What: At Rangsit I will attend the International College so all of my courses will be taught in English. I will go to class on Tuesdays and Wednesdays. My courses are:

Asian Leadership
Theories of Democracy
Thai Language for Beginners
Development and Human Rights

Who: I am the first student from Columbia College to go to Rangsit. I will be traveling alone. Based on the email lists I am on from the coordinators at Rangsit, a majority of the other students are from Finland. 

Other Pre departure FAQ's

I am staying in a single apartment 3 blocks from Rangsit. It is called Sita Villa Apartments. 

I do not speak any Thai. 

I have never been to Asia (I have traveled to England, Africa, Spain, and the Caribbean). 

A beer costs about $1 (USD).

Outlook as of December 28, 2014

I am terrified, yet excited. I guess one could say that I am anxious. I am confident that I will be able to manage for 6 months. Now it is just a matter of actually doing it. There is a German term called Zugunruhe that describes the restlessness of birds before they migrate--I think this describes me in anticipation of my adventure. 

Friday, December 26, 2014

Thoughts Before Canterbury: 2 Days to Go!

Packing to go to another country makes a mess, both literally and mentally. As I tear apart my room to find every possible trinket that may or may not be useful in my adventures abroad, a plethora of thoughts bombard me (which I'm sure happens to every student traveler). Questions and thoughts range from packing to immigration to new food to weather to how on Earth can I survive in a different country.

1) Why did I even sign up for this? I mean, I'm quite content at my current domestic college, so why must I shake it up and go abroad? There are many answers to this notion: adventure, wanderlust, the desire to see the world, to be culturally mindful. All of these are true. However, I think there is an even bigger factor that is applicable to some oversea-ers as well as myself. I have yet to feel like I've done that one "thing" that makes me develop--and trust--my abilities as an adult. Some people buy a car or take out a loan. I wanted to be immersed in a place so unfamiliar that I had to rely solely on myself. I truly believe it will be the one way that I learn not only how to interact with the world but initiate my independence.

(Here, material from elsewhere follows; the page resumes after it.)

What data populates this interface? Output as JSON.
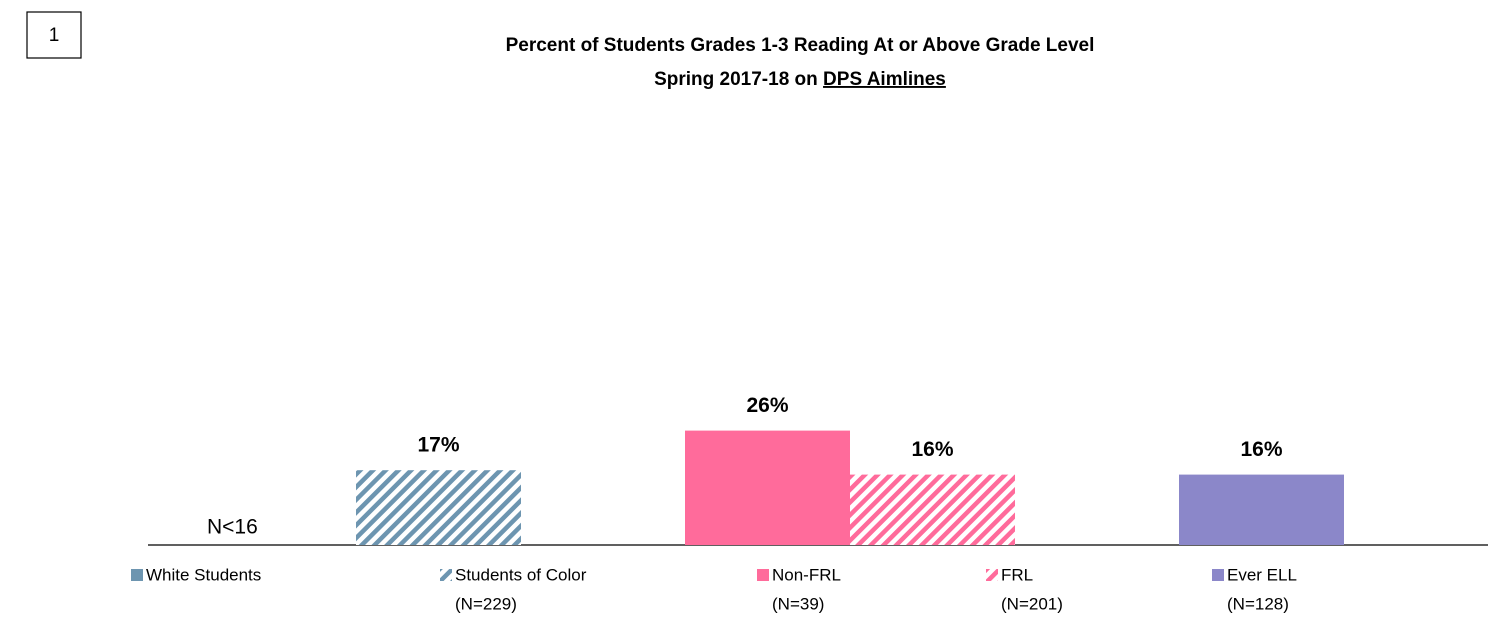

2) Do I really only get to pack four pairs of shoes? I am the kind of person that reads every article and website that gives tips on studying abroad and pack-this-not-that spreadsheets. So when I kept coming across the tips that encourage packing a small amount of footwear, I cringed. I am an eternally heavy packer, which is becoming more and more apparent with each added item to my already cramped suitcase. But what I have to remind myself is that I will be near several stores if needed; I'm not being dropped off in the middle of the wilderness. Also, it's kind of freeing when I realize that I don't need to take absolutely everything. I will be mobile, living out of a suitcase (okay, two and a carry-on). It's a new feeling. Future travelers should take solace in this feeling as well. If I can abandon my favorite pair of red Converse, so can you.

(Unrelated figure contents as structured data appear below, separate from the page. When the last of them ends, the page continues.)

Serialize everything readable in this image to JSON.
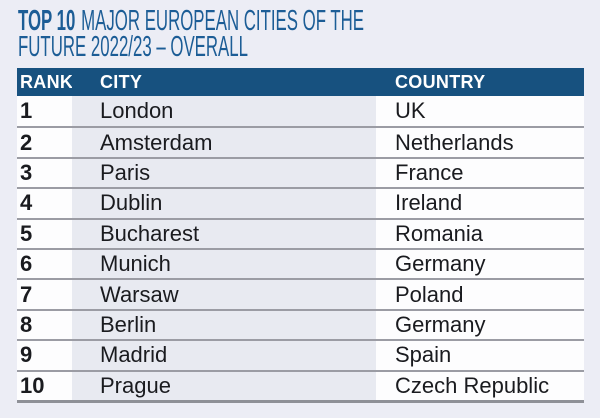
{
  "colors": {
    "page_bg": "#ecedf5",
    "title": "#1c5d96",
    "header_bg": "#17517f",
    "header_text": "#ffffff",
    "row_bg": "#fdfdfe",
    "city_col_bg": "#e8eaf1",
    "separator": "#9b9ca4",
    "bottom_line": "#8e9097",
    "text": "#1a1b1f"
  },
  "title": {
    "bold": "TOP 10",
    "line1_rest": "MAJOR EUROPEAN CITIES OF THE",
    "line2": "FUTURE 2022/23 – OVERALL"
  },
  "table": {
    "header": {
      "rank": "RANK",
      "city": "CITY",
      "country": "COUNTRY"
    },
    "rows": [
      {
        "rank": "1",
        "city": "London",
        "country": "UK"
      },
      {
        "rank": "2",
        "city": "Amsterdam",
        "country": "Netherlands"
      },
      {
        "rank": "3",
        "city": "Paris",
        "country": "France"
      },
      {
        "rank": "4",
        "city": "Dublin",
        "country": "Ireland"
      },
      {
        "rank": "5",
        "city": "Bucharest",
        "country": "Romania"
      },
      {
        "rank": "6",
        "city": "Munich",
        "country": "Germany"
      },
      {
        "rank": "7",
        "city": "Warsaw",
        "country": "Poland"
      },
      {
        "rank": "8",
        "city": "Berlin",
        "country": "Germany"
      },
      {
        "rank": "9",
        "city": "Madrid",
        "country": "Spain"
      },
      {
        "rank": "10",
        "city": "Prague",
        "country": "Czech Republic"
      }
    ]
  },
  "chart_data": {
    "type": "table",
    "title": "TOP 10 MAJOR EUROPEAN CITIES OF THE FUTURE 2022/23 – OVERALL",
    "columns": [
      "RANK",
      "CITY",
      "COUNTRY"
    ],
    "rows": [
      [
        1,
        "London",
        "UK"
      ],
      [
        2,
        "Amsterdam",
        "Netherlands"
      ],
      [
        3,
        "Paris",
        "France"
      ],
      [
        4,
        "Dublin",
        "Ireland"
      ],
      [
        5,
        "Bucharest",
        "Romania"
      ],
      [
        6,
        "Munich",
        "Germany"
      ],
      [
        7,
        "Warsaw",
        "Poland"
      ],
      [
        8,
        "Berlin",
        "Germany"
      ],
      [
        9,
        "Madrid",
        "Spain"
      ],
      [
        10,
        "Prague",
        "Czech Republic"
      ]
    ]
  }
}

3) What if I did something wrong on the paperwork? The process to Canterbury Christ Church University (CCCU) has been a little rocky. It's difficult to communicate with people on a different continent with a time difference. It's especially difficult trying to get information through several different people, when regulations are changing and it's the first time a program is being offered. The entire thing is a learning process for everyone. Therefore, I question how prepared I am, whether I have covered all of my bases and done everything necessary for my visa. I think everyone feels unprepared when they are about to embark on such a trip, it is just very unsettling when there is so little time to double-check everything.

4) Wow. It's really happening. Time is ticking and I will soon be 4,355 miles away. It's both stunningly terrifying and invigorating.

I realize nerves and fears about how smoothly the transition will be or if every piece of paper are perfectly normal. To be scared of moving away from family, even temporarily, is a very common experience. I'm excited to get to England and experience a new twist of college life!